A data stream-based approach for anomaly detection in surveillance videos

• Published in: Multimedia tools and applications Vol. 83; no. 21; pp. 60213 - 60241
• Main Authors: Aydogdu, Ozge, Ekinci, Murat
• Format: Journal Article
• Language: English
• Published: New York Springer US 01.06.2024; Springer Nature B.V
• Subjects: Algorithms; Anomalies; Artificial neural networks; Computer Communication Networks; Computer Science; Data Structures and Information Theory; Data transmission; Deep learning; Ensemble learning; Machine learning; Multimedia Information Systems; Segments; Special Purpose and Application-Based Systems; Surveillance; Video; Video surveillance; Data stream; Incremental learning; Concept drift; Anomaly detection; UFROS-ELM
• ISSN: 1573-7721; 1380-7501; 1573-7721
• DOI: 10.1007/s11042-023-17861-x

Anomaly detection is a challenging task in surveillance videos. Nowadays, deep learning-based approaches have been developed for this issue. Although they achieve good performance, the training procedure is time-consuming and expensive due to including many layers. Besides, they have a dependence on the training set, and the structure of the deep networks is not suitable for dynamic events. They require retraining to detect different normal or abnormal events. They cannot adapt to the new event dynamically and instantly without retraining. This paper aims to bring a novel perspective to anomaly detection in surveillance video by tackling the task in a data stream manner to overcome these disadvantages. A novel and simple data stream-based ensemble approach for video anomaly detection is presented in this paper. Initially, fixed-sized temporal segments are created using current frames during streaming.
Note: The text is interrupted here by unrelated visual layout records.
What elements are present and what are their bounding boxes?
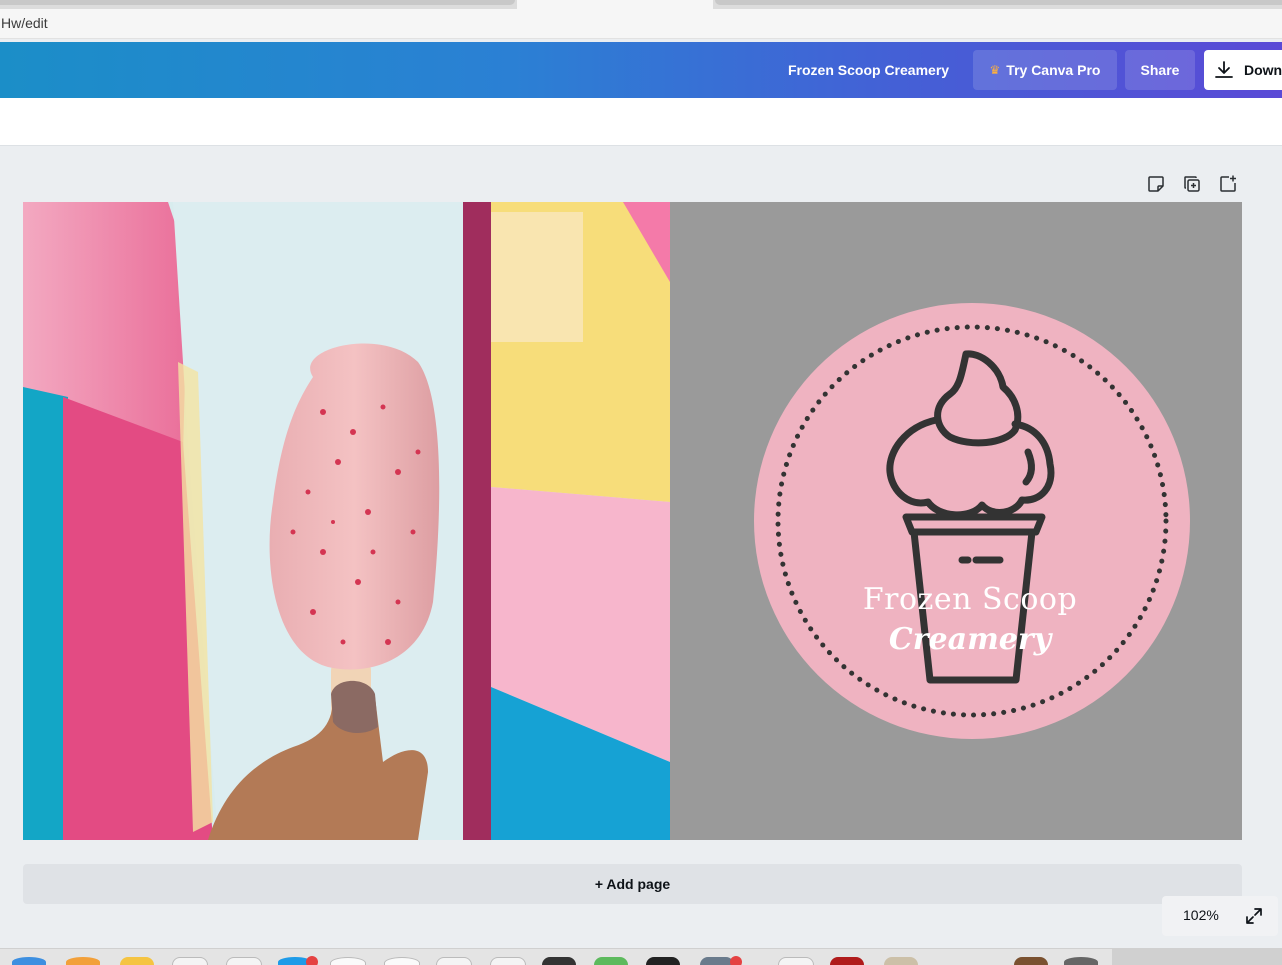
add-page-icon[interactable] bbox=[1218, 174, 1238, 194]
notification-badge bbox=[730, 956, 742, 965]
dock-app-icon[interactable] bbox=[1014, 957, 1048, 965]
browser-tab[interactable] bbox=[715, 0, 1282, 5]
dock-app-icon[interactable] bbox=[436, 957, 472, 965]
editor-header: Frozen Scoop Creamery ♛ Try Canva Pro Sh… bbox=[0, 42, 1282, 98]
dock-app-icon[interactable] bbox=[830, 957, 864, 965]
document-title[interactable]: Frozen Scoop Creamery bbox=[788, 62, 949, 78]
expand-icon[interactable] bbox=[1244, 906, 1264, 926]
zoom-level[interactable]: 102% bbox=[1183, 907, 1219, 923]
notification-badge bbox=[306, 956, 318, 965]
dock-app-icon[interactable] bbox=[884, 957, 918, 965]
dock-app-icon[interactable] bbox=[172, 957, 208, 965]
crown-icon: ♛ bbox=[989, 63, 1001, 77]
dock-app-icon[interactable] bbox=[778, 957, 814, 965]
url-text[interactable]: Hw/edit bbox=[1, 15, 48, 31]
download-label: Down bbox=[1244, 62, 1282, 78]
address-bar[interactable]: Hw/edit bbox=[0, 9, 1282, 39]
dock-app-icon[interactable] bbox=[1064, 957, 1098, 965]
browser-tab-active[interactable] bbox=[517, 0, 713, 9]
dock-app-icon[interactable] bbox=[66, 957, 100, 965]
dock-app-icon[interactable] bbox=[12, 957, 46, 965]
page-actions bbox=[1146, 174, 1238, 194]
dock-app-icon[interactable] bbox=[330, 957, 366, 965]
dock-app-icon[interactable] bbox=[490, 957, 526, 965]
logo-brand-subtitle[interactable]: Creamery bbox=[670, 622, 1242, 657]
dock-app-icon[interactable] bbox=[700, 957, 734, 965]
dock-app-icon[interactable] bbox=[542, 957, 576, 965]
add-page-label: + Add page bbox=[594, 876, 671, 892]
dock-app-icon[interactable] bbox=[226, 957, 262, 965]
browser-tab[interactable] bbox=[0, 0, 515, 5]
context-toolbar bbox=[0, 98, 1282, 146]
logo-brand-name[interactable]: Frozen Scoop bbox=[670, 582, 1242, 617]
sticky-note-icon[interactable] bbox=[1146, 174, 1166, 194]
download-button[interactable]: Down bbox=[1204, 50, 1282, 90]
dock-app-icon[interactable] bbox=[646, 957, 680, 965]
ice-cream-logo bbox=[754, 303, 1190, 739]
design-page[interactable]: Frozen Scoop Creamery bbox=[23, 202, 1242, 840]
dock-app-icon[interactable] bbox=[594, 957, 628, 965]
popsicle-photo[interactable] bbox=[23, 202, 670, 840]
popsicle-photo-image bbox=[23, 202, 670, 840]
zoom-control: 102% bbox=[1162, 896, 1278, 936]
system-dock bbox=[0, 948, 1282, 965]
share-button[interactable]: Share bbox=[1125, 50, 1195, 90]
try-canva-pro-button[interactable]: ♛ Try Canva Pro bbox=[973, 50, 1117, 90]
logo-panel[interactable]: Frozen Scoop Creamery bbox=[670, 202, 1242, 840]
try-canva-pro-label: Try Canva Pro bbox=[1006, 62, 1101, 78]
download-icon bbox=[1215, 61, 1233, 78]
dock-app-icon[interactable] bbox=[384, 957, 420, 965]
add-page-button[interactable]: + Add page bbox=[23, 864, 1242, 904]
browser-tab-strip bbox=[0, 0, 1282, 9]
dock-app-icon[interactable] bbox=[120, 957, 154, 965]
duplicate-page-icon[interactable] bbox=[1182, 174, 1202, 194]
share-label: Share bbox=[1140, 62, 1180, 78]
A multiple instance learning-based preprocessing method is applied to the current segment, and a 1-D flow vector is obtained. A fixed-sized chunk is generated by pooling the flow vectors for learning. Afterwards, a streaming data learning algorithm called Unsupervised Feature Representative Online Sequential-Extreme Learning Machines (UFROS-ELM) is applied to the current chunk. UFROS-ELM makes the initial prediction about the current vectors using a concept drift detection mechanism and ELM-based autoencoder. Finally, multiple UFROS-ELM based ensemble learning is employed for the final decision using the majority voting. The results are achieved on the well-known surveillance data sets and compared with state-of-the-art deep learning-based video anomaly detection algorithms. The promising results support further research in this area.